A new life
FAITH. HOPE. LOVE.
Thursday, 1 January 2015
Moving
letthelightlead.blogspot.com
Thursday, 11 December 2014
Update...
I'm thinking of moving to another blog as I think my very own blog should be cool and with my photos. Also, it can be a sign of changing to another new stage in life. I'm not sure how I should describe it but yeah, I hope you understand.
Everything changes as time changes. Time is always the factor, isn't it? I surely know I grew up as this year slowly went on. I don't care much about how people look at me, I feel secured compared to last year.
I wanna do something like new year resolutions with my new blog, but of course, I'll do it after my family trip.
Just stay tuned and I'll update about my latest blog in my next post. I'm learning in every second. Improvements build one characters.
With love,
Emily
11/12/2014
Thursday, 13 November 2014
Day
Hello, people. How's life?
I had history paper3 today, it was okay. I wrote a lot and I prayed that I could get full marks. Oh well, time passes really fast but I still can't wait for exam to end. Seriously, I need to be hardworking for another 2 weeks.
I just signed up for a Twitter account, I think I mentioned it in my previous post. Well, it's not good as it triggers my mind and makes me think whether people accept me or not. But, that doesn't mean it's completely bad. At least I learned something, that's to share things with people and accept them. In fact, I offer my friend who wants to learn to play the piano so badly to come to my house next year so that she can practise if my family is gonna move away.
As the clock ticks and tocks, my time spending with my twin is getting less. We're gonna be apart. I can't believe what's gonna happen after that. Who will I be? I have no idea. May the Lord help me.
I have an urge of wanting to melt people's heart, just like how God melts and fires my heart. I'm warm right now. I wanna pray for everyone that I know and who need help. Things will be okay after praying, that's what I've encountered most of the time.
It's time to devote. I love my church friends and teachers. I shouldn't have called them friends but brothers and sisters.
Oh before I go, I still have something to share. My draft of resolutions and target for year 2015:)
1) Sing alto
2) Become a Sunday school teacher
3) Join Youth fellowship (not current one but for older youth)

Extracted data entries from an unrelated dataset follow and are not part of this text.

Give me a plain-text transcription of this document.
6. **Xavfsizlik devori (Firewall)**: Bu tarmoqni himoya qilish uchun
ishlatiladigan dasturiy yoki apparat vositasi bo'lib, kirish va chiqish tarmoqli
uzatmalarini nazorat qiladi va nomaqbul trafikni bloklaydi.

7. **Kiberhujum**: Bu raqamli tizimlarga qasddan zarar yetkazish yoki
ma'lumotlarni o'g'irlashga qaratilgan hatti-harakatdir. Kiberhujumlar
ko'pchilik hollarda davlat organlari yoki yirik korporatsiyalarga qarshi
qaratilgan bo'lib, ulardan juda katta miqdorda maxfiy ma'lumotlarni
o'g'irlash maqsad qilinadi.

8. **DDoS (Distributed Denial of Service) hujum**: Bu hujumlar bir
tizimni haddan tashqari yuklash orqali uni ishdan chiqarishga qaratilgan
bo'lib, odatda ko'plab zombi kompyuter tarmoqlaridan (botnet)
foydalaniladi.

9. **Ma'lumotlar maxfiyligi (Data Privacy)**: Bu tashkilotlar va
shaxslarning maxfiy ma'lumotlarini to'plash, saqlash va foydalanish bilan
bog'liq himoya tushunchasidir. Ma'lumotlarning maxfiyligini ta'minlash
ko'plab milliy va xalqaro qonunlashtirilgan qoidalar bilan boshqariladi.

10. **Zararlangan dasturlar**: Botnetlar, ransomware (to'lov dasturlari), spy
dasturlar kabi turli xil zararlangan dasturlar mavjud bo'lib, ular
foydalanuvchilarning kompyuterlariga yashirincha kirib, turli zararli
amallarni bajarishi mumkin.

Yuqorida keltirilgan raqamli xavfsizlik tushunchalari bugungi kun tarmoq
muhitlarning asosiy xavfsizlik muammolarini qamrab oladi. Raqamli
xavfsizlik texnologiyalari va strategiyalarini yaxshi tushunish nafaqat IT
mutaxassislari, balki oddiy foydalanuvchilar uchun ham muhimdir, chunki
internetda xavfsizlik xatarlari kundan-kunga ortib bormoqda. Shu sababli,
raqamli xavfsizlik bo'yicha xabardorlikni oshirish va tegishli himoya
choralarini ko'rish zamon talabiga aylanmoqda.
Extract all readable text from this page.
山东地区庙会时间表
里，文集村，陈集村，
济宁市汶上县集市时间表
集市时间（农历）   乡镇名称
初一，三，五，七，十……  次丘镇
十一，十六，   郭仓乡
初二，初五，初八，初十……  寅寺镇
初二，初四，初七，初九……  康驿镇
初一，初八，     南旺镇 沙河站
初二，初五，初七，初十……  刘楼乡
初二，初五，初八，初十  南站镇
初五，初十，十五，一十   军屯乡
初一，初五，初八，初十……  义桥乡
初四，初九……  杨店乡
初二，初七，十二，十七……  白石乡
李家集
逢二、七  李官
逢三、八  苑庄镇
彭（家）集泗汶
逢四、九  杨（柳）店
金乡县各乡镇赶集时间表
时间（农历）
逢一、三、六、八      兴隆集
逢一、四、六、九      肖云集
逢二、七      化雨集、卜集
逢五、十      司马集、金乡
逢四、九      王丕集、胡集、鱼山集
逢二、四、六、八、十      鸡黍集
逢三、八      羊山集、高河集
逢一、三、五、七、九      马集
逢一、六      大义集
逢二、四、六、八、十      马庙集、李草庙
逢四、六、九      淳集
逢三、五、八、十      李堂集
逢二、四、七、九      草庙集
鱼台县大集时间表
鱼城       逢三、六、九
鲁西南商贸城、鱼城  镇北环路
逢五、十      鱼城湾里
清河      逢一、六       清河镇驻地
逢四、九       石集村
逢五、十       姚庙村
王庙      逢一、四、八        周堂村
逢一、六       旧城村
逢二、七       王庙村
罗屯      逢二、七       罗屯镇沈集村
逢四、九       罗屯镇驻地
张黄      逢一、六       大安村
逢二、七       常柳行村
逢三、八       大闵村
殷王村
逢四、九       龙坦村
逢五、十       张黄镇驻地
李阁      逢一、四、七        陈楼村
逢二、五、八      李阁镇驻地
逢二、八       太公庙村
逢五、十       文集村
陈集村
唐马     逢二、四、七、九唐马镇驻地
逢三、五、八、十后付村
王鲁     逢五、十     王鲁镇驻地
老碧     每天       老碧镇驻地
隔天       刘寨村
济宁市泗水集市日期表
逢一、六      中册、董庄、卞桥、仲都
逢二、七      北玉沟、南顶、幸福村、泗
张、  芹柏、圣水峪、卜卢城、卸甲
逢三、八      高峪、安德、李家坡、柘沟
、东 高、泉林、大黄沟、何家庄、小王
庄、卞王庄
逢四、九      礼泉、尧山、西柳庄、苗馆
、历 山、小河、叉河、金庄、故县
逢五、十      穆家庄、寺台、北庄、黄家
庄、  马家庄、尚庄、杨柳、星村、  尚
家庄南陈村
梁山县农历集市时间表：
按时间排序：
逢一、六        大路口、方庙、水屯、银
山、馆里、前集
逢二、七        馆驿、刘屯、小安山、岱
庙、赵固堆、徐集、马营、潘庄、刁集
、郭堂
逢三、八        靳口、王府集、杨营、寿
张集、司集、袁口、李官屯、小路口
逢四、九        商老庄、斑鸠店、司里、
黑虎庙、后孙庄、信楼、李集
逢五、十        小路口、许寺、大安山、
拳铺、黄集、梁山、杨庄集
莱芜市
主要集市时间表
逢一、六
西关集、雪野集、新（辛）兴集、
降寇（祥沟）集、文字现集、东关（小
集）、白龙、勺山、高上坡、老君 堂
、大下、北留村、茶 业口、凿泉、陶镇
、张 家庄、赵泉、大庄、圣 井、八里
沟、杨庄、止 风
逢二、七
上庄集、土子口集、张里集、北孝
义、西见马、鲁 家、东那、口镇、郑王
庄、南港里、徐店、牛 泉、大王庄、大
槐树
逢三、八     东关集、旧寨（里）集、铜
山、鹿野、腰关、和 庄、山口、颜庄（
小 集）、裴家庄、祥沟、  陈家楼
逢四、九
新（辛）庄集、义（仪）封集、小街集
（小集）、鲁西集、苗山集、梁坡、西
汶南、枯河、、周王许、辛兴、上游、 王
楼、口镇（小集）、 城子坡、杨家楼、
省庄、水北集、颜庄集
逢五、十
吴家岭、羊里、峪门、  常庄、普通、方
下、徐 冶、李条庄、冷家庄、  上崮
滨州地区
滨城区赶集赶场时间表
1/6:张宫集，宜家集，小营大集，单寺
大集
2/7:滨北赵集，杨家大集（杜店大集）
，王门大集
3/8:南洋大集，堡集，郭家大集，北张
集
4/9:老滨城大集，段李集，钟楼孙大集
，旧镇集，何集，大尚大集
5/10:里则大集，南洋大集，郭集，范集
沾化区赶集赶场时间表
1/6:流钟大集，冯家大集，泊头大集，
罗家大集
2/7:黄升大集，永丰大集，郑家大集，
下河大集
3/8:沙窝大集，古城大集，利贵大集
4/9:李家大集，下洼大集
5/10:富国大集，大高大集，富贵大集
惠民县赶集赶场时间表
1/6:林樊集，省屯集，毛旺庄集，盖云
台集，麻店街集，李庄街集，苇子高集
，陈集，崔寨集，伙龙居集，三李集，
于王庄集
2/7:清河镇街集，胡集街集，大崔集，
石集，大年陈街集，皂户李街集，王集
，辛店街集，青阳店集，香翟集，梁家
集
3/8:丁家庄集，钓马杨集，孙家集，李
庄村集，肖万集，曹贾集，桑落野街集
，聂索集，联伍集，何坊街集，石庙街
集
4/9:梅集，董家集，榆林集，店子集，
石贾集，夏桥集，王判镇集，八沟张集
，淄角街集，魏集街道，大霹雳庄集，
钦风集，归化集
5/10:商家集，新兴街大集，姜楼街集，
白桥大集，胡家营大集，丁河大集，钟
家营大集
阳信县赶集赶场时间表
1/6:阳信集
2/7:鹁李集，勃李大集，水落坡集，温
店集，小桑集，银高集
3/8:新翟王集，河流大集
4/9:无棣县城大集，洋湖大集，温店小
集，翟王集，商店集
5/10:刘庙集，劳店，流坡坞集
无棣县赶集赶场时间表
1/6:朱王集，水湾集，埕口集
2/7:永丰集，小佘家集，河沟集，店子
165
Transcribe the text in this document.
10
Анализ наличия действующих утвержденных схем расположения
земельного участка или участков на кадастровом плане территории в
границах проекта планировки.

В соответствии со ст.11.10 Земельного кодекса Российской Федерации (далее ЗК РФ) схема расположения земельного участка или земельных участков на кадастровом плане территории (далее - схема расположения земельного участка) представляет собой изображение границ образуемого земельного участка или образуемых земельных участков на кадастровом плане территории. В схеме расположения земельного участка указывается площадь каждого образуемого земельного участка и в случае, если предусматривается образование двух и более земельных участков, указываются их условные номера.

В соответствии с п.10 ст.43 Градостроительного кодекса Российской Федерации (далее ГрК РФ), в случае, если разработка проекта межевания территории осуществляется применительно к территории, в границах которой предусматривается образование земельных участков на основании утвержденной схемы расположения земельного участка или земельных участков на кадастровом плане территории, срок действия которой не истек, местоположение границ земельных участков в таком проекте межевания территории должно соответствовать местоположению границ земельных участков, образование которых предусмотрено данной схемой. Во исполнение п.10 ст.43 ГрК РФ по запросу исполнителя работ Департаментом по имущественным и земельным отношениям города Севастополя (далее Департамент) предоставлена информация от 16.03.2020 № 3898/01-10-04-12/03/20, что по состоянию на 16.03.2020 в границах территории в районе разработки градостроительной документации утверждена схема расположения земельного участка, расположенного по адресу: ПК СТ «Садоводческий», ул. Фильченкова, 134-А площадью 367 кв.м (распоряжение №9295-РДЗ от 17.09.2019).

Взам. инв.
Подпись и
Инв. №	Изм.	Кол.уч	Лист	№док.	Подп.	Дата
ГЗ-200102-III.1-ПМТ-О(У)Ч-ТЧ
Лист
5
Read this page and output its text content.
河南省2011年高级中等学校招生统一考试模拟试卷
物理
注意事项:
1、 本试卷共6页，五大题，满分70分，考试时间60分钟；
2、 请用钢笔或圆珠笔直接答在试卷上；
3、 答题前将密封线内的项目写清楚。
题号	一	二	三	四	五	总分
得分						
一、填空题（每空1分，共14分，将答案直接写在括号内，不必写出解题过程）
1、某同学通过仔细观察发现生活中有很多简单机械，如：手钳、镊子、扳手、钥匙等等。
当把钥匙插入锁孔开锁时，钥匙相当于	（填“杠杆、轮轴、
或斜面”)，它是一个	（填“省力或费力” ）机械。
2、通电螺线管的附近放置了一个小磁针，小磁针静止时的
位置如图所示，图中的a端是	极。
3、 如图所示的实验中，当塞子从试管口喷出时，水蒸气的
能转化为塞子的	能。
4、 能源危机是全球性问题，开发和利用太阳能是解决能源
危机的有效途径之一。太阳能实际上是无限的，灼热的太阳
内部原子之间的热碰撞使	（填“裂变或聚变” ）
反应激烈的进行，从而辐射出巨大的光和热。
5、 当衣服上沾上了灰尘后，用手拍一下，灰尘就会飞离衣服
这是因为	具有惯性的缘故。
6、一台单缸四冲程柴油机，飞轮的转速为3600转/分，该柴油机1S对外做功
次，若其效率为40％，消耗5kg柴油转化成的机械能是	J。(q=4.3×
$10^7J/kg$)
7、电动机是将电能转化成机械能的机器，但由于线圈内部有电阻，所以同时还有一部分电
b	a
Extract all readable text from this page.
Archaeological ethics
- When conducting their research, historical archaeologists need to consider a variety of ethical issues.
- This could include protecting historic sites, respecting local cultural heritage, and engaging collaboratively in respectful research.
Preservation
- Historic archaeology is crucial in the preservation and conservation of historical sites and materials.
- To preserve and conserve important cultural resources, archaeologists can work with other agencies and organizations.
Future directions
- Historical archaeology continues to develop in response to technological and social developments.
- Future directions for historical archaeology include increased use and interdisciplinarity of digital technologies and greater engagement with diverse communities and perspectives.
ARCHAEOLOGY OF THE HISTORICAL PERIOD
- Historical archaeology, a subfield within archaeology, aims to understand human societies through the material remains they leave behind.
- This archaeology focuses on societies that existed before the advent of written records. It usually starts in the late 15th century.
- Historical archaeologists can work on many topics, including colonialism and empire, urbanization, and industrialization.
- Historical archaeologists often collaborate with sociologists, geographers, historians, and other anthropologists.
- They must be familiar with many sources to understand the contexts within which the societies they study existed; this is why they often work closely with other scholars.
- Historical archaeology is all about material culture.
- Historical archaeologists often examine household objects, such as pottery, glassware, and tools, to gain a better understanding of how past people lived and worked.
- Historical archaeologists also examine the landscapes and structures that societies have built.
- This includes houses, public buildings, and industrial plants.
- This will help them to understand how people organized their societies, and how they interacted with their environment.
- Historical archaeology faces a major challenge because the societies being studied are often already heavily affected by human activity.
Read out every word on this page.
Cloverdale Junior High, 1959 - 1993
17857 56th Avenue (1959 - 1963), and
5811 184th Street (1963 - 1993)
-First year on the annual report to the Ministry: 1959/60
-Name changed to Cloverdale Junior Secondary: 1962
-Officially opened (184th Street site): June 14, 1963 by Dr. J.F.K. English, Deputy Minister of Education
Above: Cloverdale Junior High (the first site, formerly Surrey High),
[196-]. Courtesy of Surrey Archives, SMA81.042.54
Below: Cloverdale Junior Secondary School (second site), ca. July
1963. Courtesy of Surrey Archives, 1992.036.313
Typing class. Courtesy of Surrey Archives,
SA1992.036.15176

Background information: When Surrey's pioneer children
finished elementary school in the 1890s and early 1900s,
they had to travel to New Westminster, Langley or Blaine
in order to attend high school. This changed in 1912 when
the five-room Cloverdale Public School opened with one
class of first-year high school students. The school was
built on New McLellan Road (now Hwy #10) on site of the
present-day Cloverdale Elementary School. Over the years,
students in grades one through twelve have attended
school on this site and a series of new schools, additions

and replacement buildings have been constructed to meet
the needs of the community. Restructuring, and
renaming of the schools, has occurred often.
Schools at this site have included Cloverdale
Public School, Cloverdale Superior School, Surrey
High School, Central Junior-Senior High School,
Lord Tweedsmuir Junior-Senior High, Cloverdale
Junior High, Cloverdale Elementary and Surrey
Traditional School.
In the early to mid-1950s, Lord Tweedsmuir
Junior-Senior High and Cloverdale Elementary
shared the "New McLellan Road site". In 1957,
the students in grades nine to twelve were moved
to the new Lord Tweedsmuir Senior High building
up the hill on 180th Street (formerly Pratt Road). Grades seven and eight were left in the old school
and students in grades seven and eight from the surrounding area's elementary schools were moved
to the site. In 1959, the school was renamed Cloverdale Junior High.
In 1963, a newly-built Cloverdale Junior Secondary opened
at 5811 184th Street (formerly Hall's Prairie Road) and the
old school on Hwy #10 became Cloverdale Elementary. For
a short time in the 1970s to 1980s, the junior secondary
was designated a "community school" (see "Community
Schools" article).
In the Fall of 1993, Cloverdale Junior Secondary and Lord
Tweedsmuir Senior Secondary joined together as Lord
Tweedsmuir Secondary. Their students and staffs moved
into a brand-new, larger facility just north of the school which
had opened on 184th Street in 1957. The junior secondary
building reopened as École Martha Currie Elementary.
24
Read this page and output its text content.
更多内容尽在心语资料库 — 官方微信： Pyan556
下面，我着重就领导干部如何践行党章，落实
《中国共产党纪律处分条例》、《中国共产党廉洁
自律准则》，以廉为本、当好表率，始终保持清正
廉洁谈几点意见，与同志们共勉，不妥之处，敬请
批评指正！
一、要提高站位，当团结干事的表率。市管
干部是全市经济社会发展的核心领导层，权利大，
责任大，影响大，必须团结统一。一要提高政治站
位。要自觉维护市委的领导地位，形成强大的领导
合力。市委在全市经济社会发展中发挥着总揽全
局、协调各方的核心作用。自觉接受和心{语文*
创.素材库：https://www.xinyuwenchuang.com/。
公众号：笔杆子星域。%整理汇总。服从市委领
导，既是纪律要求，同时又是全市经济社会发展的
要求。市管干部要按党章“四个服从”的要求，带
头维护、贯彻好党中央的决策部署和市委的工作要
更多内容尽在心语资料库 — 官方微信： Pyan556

4) Go photo shoots and produce more art work
5) Get 90 ATAR in Austmat
6) Friend with people and accept them
7) Be a good photographer in college
8) Love people around me
9) Devote everyday
10) Go jogging regularly
Wow, that sounds a lot right? I'm looking forward.
All the best
With love,
Emily
13/11/2014
Tuesday, 11 November 2014
Time
Hello, today is a really extremely boring day.
I re-activated my Twitter account and it was okay. Well, you know it's all about follow and twitter and favourite and retweet and stuff. Nothing much, but it"s cool that I can write anything that I like in short sentences.
A lot of things actually happen to me. I'm wondering what kind of person I'm at the moment. Easily get bored? I have no idea. I'm not a type of person who thinks a lot like why he/she acts this way or taut way. To be honest, I just like to observe people because it feels like watching a movie or drama. That's pretty cool.
Well, friends... I have no idea what are friends. I have no bestie who can actually talk to me. I spend most of my time with my twin sister and that's good enough for me to live my life. Thinking about her gonna leave here doesn't really upsets me but I'm gonna live alone. Seriously, it will not be any good thing. I can't cook and I can't do lots of stuff. I find my mum the best because I don't have to do things when she's around. Okay that's not really terrible. I like silence though.
This year hasn't ended yet and I already have had a lot of resolutions and targets for next year. Like, getting a driving license, becoming a Sunday school teacher, singing as an Alto in a choir, photoshooting with friends, getting 90 and above for ATAR. Well quite a lot but I haven't even finished the public exams. This actually makes me suffocate so much. I don't think I've done well so far but not very bad.
This long break is gotta be memorable. Uh... Oh yeah, I'm gonna get a laptop! I feel so excited! I wanna get something good for photo editing. And, my eldest sis is coming back.
I don't know why I have a sort of feeling that people don't like me much. I don't know, maybe I'm too sensitive. I am hate this feeling but I know I shouldn't care much about it. There's nothing about it.